The new immunization plan against Covid will begin on 6 September, to be precise. Many more Britons will be involved than previously thought, as the Daily Telegraph reports today. All citizens over 50 years of age, immunosuppressed and frail, will be offered a third dose of the vaccine for a total of 32 million people, or about half of the total UK population. According to the plans of the Johnson government ministers, 2.5 million third doses will be administered per week, expecting to finish the job by next December.
This time, unlike what we have seen so far, over two thousand pharmacies will be on the front line, which will ease the pressure on general practitioners and public health, now struggling with hundreds of thousands of interventions and operations postponed after 16 months of Coronavirus emergency. The last word will be up to the “Joint Committee on Vaccination and Immunization” vaccination authority which is still evaluating the results of some studies. But one possibility is that these people could be given two vaccines on the same occasion: Covid vaccines in one arm and seasonal flu vaccines. It is not clear whether, for the third dose, it will use heterologous administration, a type of vaccine different from the other two previously received. In the coming months, among other things, additional vaccines, such as Novavax and Valneva, could be approved.
The UK has vaccinated 72.5% of the adult population (38,345,841 people) with two doses and 88.6% with at least one dose (46,851,145 people). The results speak for themselves: vaccines are working very effectively, and according to public health, they have saved 66,000 lives and 22 million new infections in England alone.
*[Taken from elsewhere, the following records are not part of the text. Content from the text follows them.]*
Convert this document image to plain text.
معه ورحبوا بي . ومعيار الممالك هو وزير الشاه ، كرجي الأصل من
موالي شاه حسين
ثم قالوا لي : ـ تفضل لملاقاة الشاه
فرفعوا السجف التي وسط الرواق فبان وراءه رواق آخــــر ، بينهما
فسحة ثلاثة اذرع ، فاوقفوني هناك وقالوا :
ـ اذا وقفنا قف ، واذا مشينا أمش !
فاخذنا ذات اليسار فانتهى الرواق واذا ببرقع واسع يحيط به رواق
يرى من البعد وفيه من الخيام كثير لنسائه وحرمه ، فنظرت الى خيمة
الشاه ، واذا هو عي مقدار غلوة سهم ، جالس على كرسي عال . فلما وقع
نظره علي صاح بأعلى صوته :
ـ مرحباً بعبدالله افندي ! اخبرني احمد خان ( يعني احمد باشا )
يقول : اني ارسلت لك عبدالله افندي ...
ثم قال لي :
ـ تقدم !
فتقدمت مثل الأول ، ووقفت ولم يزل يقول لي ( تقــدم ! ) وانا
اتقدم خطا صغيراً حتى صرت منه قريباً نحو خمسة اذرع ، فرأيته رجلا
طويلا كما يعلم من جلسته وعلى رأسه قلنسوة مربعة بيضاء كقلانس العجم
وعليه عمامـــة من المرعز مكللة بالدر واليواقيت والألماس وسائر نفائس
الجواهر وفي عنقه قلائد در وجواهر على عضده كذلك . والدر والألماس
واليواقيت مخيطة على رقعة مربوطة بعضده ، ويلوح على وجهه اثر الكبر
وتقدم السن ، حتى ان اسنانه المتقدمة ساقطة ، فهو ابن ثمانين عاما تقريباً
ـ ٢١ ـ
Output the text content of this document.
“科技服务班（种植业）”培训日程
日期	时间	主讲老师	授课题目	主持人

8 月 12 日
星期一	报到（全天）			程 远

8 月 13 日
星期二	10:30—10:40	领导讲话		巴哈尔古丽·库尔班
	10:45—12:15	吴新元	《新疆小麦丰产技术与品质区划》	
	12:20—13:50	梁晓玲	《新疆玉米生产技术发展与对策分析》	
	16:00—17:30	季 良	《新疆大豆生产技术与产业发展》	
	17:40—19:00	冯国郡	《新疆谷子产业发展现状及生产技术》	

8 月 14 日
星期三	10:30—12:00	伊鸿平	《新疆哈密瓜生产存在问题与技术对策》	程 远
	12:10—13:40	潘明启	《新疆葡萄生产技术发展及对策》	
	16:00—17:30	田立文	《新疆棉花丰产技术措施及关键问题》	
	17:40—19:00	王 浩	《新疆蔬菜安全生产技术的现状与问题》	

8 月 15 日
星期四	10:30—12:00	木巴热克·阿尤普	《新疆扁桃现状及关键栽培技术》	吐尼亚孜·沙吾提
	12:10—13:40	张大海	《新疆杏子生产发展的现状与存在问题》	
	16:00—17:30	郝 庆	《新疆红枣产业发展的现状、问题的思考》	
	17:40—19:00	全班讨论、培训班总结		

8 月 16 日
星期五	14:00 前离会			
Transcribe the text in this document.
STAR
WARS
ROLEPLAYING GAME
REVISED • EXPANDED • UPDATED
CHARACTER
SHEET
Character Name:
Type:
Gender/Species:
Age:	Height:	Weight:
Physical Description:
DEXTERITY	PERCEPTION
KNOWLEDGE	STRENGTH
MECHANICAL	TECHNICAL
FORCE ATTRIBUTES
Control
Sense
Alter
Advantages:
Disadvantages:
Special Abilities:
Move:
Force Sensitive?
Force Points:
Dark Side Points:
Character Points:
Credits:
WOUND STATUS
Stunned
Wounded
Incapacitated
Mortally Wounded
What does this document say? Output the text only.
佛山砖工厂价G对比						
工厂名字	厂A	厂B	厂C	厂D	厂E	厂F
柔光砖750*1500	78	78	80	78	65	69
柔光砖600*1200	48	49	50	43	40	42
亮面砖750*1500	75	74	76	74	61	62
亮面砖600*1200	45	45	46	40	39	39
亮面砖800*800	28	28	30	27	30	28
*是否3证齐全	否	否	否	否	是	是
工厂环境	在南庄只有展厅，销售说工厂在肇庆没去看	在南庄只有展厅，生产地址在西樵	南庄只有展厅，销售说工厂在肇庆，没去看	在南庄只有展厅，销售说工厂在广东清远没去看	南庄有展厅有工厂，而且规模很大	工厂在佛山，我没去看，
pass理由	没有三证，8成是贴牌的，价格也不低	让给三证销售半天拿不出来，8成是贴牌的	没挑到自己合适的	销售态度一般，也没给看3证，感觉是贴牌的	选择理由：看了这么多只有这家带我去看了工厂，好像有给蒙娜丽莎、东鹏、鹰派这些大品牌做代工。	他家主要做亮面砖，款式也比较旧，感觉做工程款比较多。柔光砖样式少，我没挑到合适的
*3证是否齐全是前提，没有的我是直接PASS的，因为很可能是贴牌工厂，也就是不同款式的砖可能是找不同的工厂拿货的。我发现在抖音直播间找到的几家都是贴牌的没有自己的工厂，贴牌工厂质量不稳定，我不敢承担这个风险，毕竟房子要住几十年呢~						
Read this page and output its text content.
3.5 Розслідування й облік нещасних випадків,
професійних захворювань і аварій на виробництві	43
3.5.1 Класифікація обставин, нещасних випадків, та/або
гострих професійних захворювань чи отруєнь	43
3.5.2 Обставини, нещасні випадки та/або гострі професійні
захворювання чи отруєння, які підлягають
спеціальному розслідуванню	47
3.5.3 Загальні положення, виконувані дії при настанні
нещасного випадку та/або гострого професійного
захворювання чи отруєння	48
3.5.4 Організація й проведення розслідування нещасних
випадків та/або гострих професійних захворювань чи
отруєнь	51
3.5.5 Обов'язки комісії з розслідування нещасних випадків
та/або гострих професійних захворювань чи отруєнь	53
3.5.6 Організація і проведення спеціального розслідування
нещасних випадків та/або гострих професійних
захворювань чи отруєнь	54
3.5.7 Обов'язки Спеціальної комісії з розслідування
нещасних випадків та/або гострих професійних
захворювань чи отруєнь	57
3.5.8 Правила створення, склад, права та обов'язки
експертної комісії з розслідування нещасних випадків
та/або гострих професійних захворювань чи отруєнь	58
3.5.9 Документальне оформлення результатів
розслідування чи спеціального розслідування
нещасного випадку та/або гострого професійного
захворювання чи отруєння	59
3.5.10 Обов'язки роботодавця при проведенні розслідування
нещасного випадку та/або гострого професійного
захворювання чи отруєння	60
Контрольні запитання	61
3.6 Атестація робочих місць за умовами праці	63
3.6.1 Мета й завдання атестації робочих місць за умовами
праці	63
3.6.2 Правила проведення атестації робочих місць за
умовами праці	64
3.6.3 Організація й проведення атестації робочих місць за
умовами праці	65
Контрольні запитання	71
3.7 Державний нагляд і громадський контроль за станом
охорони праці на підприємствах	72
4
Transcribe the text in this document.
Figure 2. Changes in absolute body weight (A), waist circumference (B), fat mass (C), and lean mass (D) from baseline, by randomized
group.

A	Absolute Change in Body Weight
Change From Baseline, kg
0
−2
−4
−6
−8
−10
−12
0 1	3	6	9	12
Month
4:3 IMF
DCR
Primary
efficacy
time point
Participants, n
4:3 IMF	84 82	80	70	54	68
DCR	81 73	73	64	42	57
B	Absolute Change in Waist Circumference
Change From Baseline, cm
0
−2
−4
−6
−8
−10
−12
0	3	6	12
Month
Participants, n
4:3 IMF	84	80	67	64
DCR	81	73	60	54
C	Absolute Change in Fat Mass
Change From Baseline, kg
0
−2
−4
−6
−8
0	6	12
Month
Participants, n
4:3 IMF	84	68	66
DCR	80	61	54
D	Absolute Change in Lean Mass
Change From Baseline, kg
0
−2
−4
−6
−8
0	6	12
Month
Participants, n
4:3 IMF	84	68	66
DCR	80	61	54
The numbers are precise: although in the last seven days, there have been 187,548 new cases of Coronavirus total (yesterday 24,470) due to the total reopening of the country and the removal of the obligation of masks and social distancing, deaths, and hospitalizations remain relatively low: 525 deaths in the last seven days (yesterday 65) and 6327 hospitalizations, again in the previous week (yesterday 911), of which 869 are currently in intensive care. And if there have been over 12,000 hospitalizations, there are currently 5,916 people in hospital for the Covid. Thus, in at least half of the cases, a sign that week-long hospitalizations are less than in the past.
There are two problems, though. The first is to understand the future effectiveness of the vaccine wall with the possibility of any new variant’s emergence. It is something never experienced before in the world, and therefore “we are sailing in unknown waters,” as Whitehall admits. But so far, the numbers are comforting. The other, and most significant concern to date, is the low acceptance rate of vaccines by young people in the UK. If in the over 50s, 95% or more of the population has been vaccinated, in the under 30s, the acceptance does not reach 60%. As a result, there are 170,000 doses of Moderna that risk being thrown away in two weeks, writes the Guardian today, precisely because young people have not accepted them. For this, the Johnson government is thinking of some incentives, such as Biden’s “100 dollars” in America: there will probably be accessible taxis, food, and vouchers for young people who will get vaccinated.